Suzi Taylor interviews queer couple Erin and Em, from Wodonga, Victoria. Photograph: Waqar Ali.

The story was about a school in Minnesota where there had been four suicides of students who were queer (or perceived to be) over a short period of time.

The school district was accused of having contributed to the death toll ‘by cultivating an extreme anti-gay climate’.

The article explored a culture of teachers and school leaders turning a blind eye to homophobic and transphobic bullying, and of the schools lacking any kind of proactive, inclusive messaging or curriculum.

The situation for LGBTIQA+ students back home

This resonated with my own experience at school. LGBTIQA+ issues, health, stories and histories were non-existent. Prejudice was normalised. If I’d asked my school principal to take a girl to the formal I would have been sent to the school counsellor. A few years on, and not much had changed when I became a high school teacher. During my first ever teaching job, in a non-religious school, a colleague of mine outed me in a school council meeting and proposed I be sacked because I was obviously not a good influence on the students.

But back to the Rolling Stone article. What struck me most was that I knew that statistically in Australia, young LGBTIQA+ people had much greater rates of suicidality than the general population. I wanted to understand why. I wanted to provide a way for them to tell their stories, on their terms. And I wanted to find out how much had changed for queer kids since I was at school.

Our very own home-grown Coming Out Ball

Fortuitously, I came across a newspaper clipping about an event called the Queer Formal in Melbourne. Organised by Minus18, it was basically a giant prom night, complete with photo booth, lolly buffet, sit-down dinner, live performances and dancing. The night belonged to all the queer teens who couldn’t attend their own school formals or debutante balls, either because they were overtly forbidden from bringing a same-sex partner or because they just knew they wouldn’t feel welcome.

I knew immediately that the Queer Formal could be a positive, life-affirming event - and it could be an empowering way to explore some tough subject matter.

I put a call-out through Minus18 networks inviting attendees to get in touch about taking part in a documentary film. Within a week, I’d already been contacted by 10 young people. They were from public schools and private schools, and lived everywhere from Dandenong to South Yarra to Torquay. Some came from religious families, some from culturally diverse backgrounds. They spanned the spectrum of sexuality and gender identity; and I knew that if I could find a way to weave their stories together, we’d have a unique window into the lives and perspectives of queer teenagers in Melbourne, 2012. 

I knew that I also needed to capture some experiences of growing up queer in the country.
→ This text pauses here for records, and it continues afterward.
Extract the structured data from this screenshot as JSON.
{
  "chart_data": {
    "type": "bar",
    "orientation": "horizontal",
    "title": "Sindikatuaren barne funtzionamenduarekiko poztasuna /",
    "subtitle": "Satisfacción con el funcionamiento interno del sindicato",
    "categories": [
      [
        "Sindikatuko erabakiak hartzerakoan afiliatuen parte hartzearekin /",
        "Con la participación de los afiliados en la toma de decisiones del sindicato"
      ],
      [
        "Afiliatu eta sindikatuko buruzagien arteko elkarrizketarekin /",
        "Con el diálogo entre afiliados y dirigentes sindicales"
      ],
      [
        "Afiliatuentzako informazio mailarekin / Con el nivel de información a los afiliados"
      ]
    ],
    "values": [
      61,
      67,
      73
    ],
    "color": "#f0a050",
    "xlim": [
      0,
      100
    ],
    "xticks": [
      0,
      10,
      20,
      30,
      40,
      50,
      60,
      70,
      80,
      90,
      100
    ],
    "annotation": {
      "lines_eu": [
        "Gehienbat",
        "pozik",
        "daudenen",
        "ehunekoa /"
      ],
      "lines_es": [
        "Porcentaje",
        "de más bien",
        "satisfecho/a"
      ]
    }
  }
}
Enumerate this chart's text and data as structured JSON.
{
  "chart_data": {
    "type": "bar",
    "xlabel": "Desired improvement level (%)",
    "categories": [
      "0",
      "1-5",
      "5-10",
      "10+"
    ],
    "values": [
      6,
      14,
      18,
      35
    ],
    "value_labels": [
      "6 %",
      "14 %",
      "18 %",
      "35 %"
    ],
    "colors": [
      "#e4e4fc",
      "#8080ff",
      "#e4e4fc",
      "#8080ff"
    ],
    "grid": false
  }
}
At the time, I was working for ABC on the NSW/Victorian border and made contact with two young women, Steph and Erin, whom I had met whilst producing a radio story about the Border’s first marriage equality rally.
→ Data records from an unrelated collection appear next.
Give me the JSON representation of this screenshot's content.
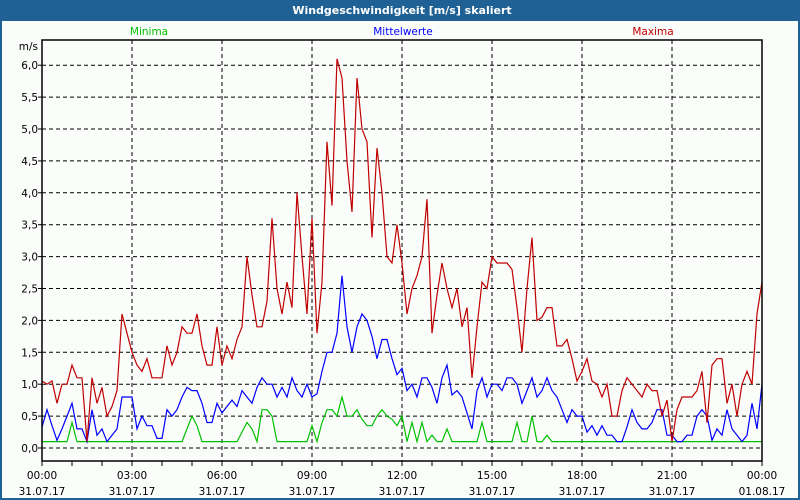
{
  "window": {
    "title": "Windgeschwindigkeit [m/s] skaliert"
  },
  "chart_data": {
    "type": "line",
    "title": "Windgeschwindigkeit [m/s] skaliert",
    "ylabel": "m/s",
    "ylim": [
      -0.2,
      6.4
    ],
    "yticks": [
      0.0,
      0.5,
      1.0,
      1.5,
      2.0,
      2.5,
      3.0,
      3.5,
      4.0,
      4.5,
      5.0,
      5.5,
      6.0
    ],
    "ytick_labels": [
      "0,0",
      "0,5",
      "1,0",
      "1,5",
      "2,0",
      "2,5",
      "3,0",
      "3,5",
      "4,0",
      "4,5",
      "5,0",
      "5,5",
      "6,0"
    ],
    "x_unit": "hours since 31.07.17 00:00",
    "x_step_minutes": 10,
    "xlim": [
      0,
      24
    ],
    "xticks": [
      {
        "hours": 0,
        "time": "00:00",
        "date": "31.07.17"
      },
      {
        "hours": 3,
        "time": "03:00",
        "date": "31.07.17"
      },
      {
        "hours": 6,
        "time": "06:00",
        "date": "31.07.17"
      },
      {
        "hours": 9,
        "time": "09:00",
        "date": "31.07.17"
      },
      {
        "hours": 12,
        "time": "12:00",
        "date": "31.07.17"
      },
      {
        "hours": 15,
        "time": "15:00",
        "date": "31.07.17"
      },
      {
        "hours": 18,
        "time": "18:00",
        "date": "31.07.17"
      },
      {
        "hours": 21,
        "time": "21:00",
        "date": "31.07.17"
      },
      {
        "hours": 24,
        "time": "00:00",
        "date": "01.08.17"
      }
    ],
    "grid": true,
    "legend_placement": "top",
    "series": [
      {
        "name": "Minima",
        "color": "#00c000",
        "values": [
          0.1,
          0.1,
          0.1,
          0.1,
          0.1,
          0.1,
          0.4,
          0.1,
          0.1,
          0.1,
          0.1,
          0.1,
          0.1,
          0.1,
          0.1,
          0.1,
          0.1,
          0.1,
          0.1,
          0.1,
          0.1,
          0.1,
          0.1,
          0.1,
          0.1,
          0.1,
          0.1,
          0.1,
          0.1,
          0.3,
          0.5,
          0.35,
          0.1,
          0.1,
          0.1,
          0.1,
          0.1,
          0.1,
          0.1,
          0.1,
          0.25,
          0.4,
          0.3,
          0.1,
          0.6,
          0.6,
          0.5,
          0.1,
          0.1,
          0.1,
          0.1,
          0.1,
          0.1,
          0.1,
          0.35,
          0.1,
          0.4,
          0.6,
          0.6,
          0.5,
          0.8,
          0.5,
          0.5,
          0.6,
          0.45,
          0.35,
          0.35,
          0.5,
          0.6,
          0.5,
          0.45,
          0.35,
          0.5,
          0.1,
          0.4,
          0.1,
          0.4,
          0.1,
          0.2,
          0.1,
          0.1,
          0.3,
          0.1,
          0.1,
          0.1,
          0.1,
          0.1,
          0.1,
          0.4,
          0.1,
          0.1,
          0.1,
          0.1,
          0.1,
          0.1,
          0.4,
          0.1,
          0.1,
          0.5,
          0.1,
          0.1,
          0.2,
          0.1,
          0.1,
          0.1,
          0.1,
          0.1,
          0.1,
          0.1,
          0.1,
          0.1,
          0.1,
          0.1,
          0.1,
          0.1,
          0.1,
          0.1,
          0.1,
          0.1,
          0.1,
          0.1,
          0.1,
          0.1,
          0.1,
          0.1,
          0.1,
          0.1,
          0.1,
          0.1,
          0.1,
          0.1,
          0.1,
          0.1,
          0.1,
          0.1,
          0.1,
          0.1,
          0.1,
          0.1,
          0.1,
          0.1,
          0.1,
          0.1,
          0.1,
          0.1
        ]
      },
      {
        "name": "Mittelwerte",
        "color": "#0000ff",
        "values": [
          0.33,
          0.6,
          0.35,
          0.12,
          0.3,
          0.5,
          0.7,
          0.3,
          0.3,
          0.1,
          0.6,
          0.2,
          0.3,
          0.1,
          0.2,
          0.3,
          0.8,
          0.8,
          0.8,
          0.3,
          0.5,
          0.35,
          0.35,
          0.15,
          0.15,
          0.6,
          0.5,
          0.6,
          0.8,
          0.95,
          0.9,
          0.9,
          0.7,
          0.4,
          0.4,
          0.7,
          0.55,
          0.65,
          0.75,
          0.65,
          0.9,
          0.8,
          0.7,
          0.95,
          1.1,
          1.0,
          1.0,
          0.8,
          0.95,
          0.8,
          1.1,
          0.9,
          0.8,
          1.0,
          0.8,
          0.85,
          1.2,
          1.5,
          1.5,
          1.8,
          2.7,
          1.9,
          1.5,
          1.9,
          2.1,
          2.0,
          1.75,
          1.4,
          1.7,
          1.7,
          1.4,
          1.15,
          1.25,
          0.9,
          1.0,
          0.8,
          1.1,
          1.1,
          0.95,
          0.7,
          1.1,
          1.3,
          0.83,
          0.9,
          0.8,
          0.55,
          0.3,
          0.9,
          1.1,
          0.8,
          1.0,
          1.0,
          0.9,
          1.1,
          1.1,
          1.0,
          0.7,
          0.9,
          1.1,
          0.8,
          0.9,
          1.1,
          0.9,
          0.8,
          0.6,
          0.4,
          0.6,
          0.5,
          0.5,
          0.25,
          0.35,
          0.2,
          0.35,
          0.2,
          0.2,
          0.1,
          0.1,
          0.33,
          0.6,
          0.4,
          0.3,
          0.3,
          0.4,
          0.6,
          0.6,
          0.2,
          0.2,
          0.1,
          0.1,
          0.2,
          0.2,
          0.5,
          0.6,
          0.5,
          0.12,
          0.3,
          0.2,
          0.6,
          0.3,
          0.2,
          0.1,
          0.2,
          0.7,
          0.3,
          1.0
        ]
      },
      {
        "name": "Maxima",
        "color": "#c00000",
        "values": [
          1.05,
          1.0,
          1.05,
          0.7,
          1.0,
          1.0,
          1.3,
          1.1,
          1.1,
          0.1,
          1.1,
          0.7,
          0.95,
          0.5,
          0.65,
          0.9,
          2.1,
          1.8,
          1.5,
          1.3,
          1.2,
          1.4,
          1.1,
          1.1,
          1.1,
          1.6,
          1.3,
          1.5,
          1.9,
          1.8,
          1.8,
          2.1,
          1.6,
          1.3,
          1.3,
          1.9,
          1.3,
          1.6,
          1.4,
          1.7,
          1.9,
          3.0,
          2.4,
          1.9,
          1.9,
          2.3,
          3.6,
          2.5,
          2.1,
          2.6,
          2.2,
          4.0,
          3.0,
          2.1,
          3.6,
          1.8,
          2.6,
          4.8,
          3.8,
          6.1,
          5.8,
          4.5,
          3.7,
          5.8,
          5.0,
          4.8,
          3.3,
          4.7,
          4.0,
          3.0,
          2.9,
          3.5,
          2.9,
          2.1,
          2.5,
          2.7,
          3.0,
          3.9,
          1.8,
          2.4,
          2.9,
          2.5,
          2.2,
          2.5,
          1.9,
          2.2,
          1.1,
          1.9,
          2.6,
          2.5,
          3.0,
          2.9,
          2.9,
          2.9,
          2.8,
          2.2,
          1.5,
          2.5,
          3.3,
          2.0,
          2.05,
          2.2,
          2.2,
          1.6,
          1.6,
          1.7,
          1.4,
          1.05,
          1.2,
          1.4,
          1.05,
          1.0,
          0.8,
          1.0,
          0.5,
          0.5,
          0.9,
          1.1,
          1.0,
          0.9,
          0.8,
          1.0,
          0.9,
          0.9,
          0.5,
          0.75,
          0.1,
          0.6,
          0.8,
          0.8,
          0.8,
          0.9,
          1.2,
          0.4,
          1.3,
          1.4,
          1.4,
          0.7,
          1.0,
          0.5,
          1.0,
          1.2,
          1.0,
          2.1,
          2.6
        ]
      }
    ]
  }
}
Fast forward three years and we were at the icing end of Love in Full Colour, taking care of the sound mix and the colour grade. We were almost there. Our original DOP, and my good friend Adis Hondo, was fighting for his life in hospital. The last time I saw him, Adis told me we should make a follow-up film one day. He had been profoundly moved by the experiences and beautiful personalities of our participants.

“These stories are important and precious,” Adis said in his rich, expressive Bosnian accent. “You should keep following!”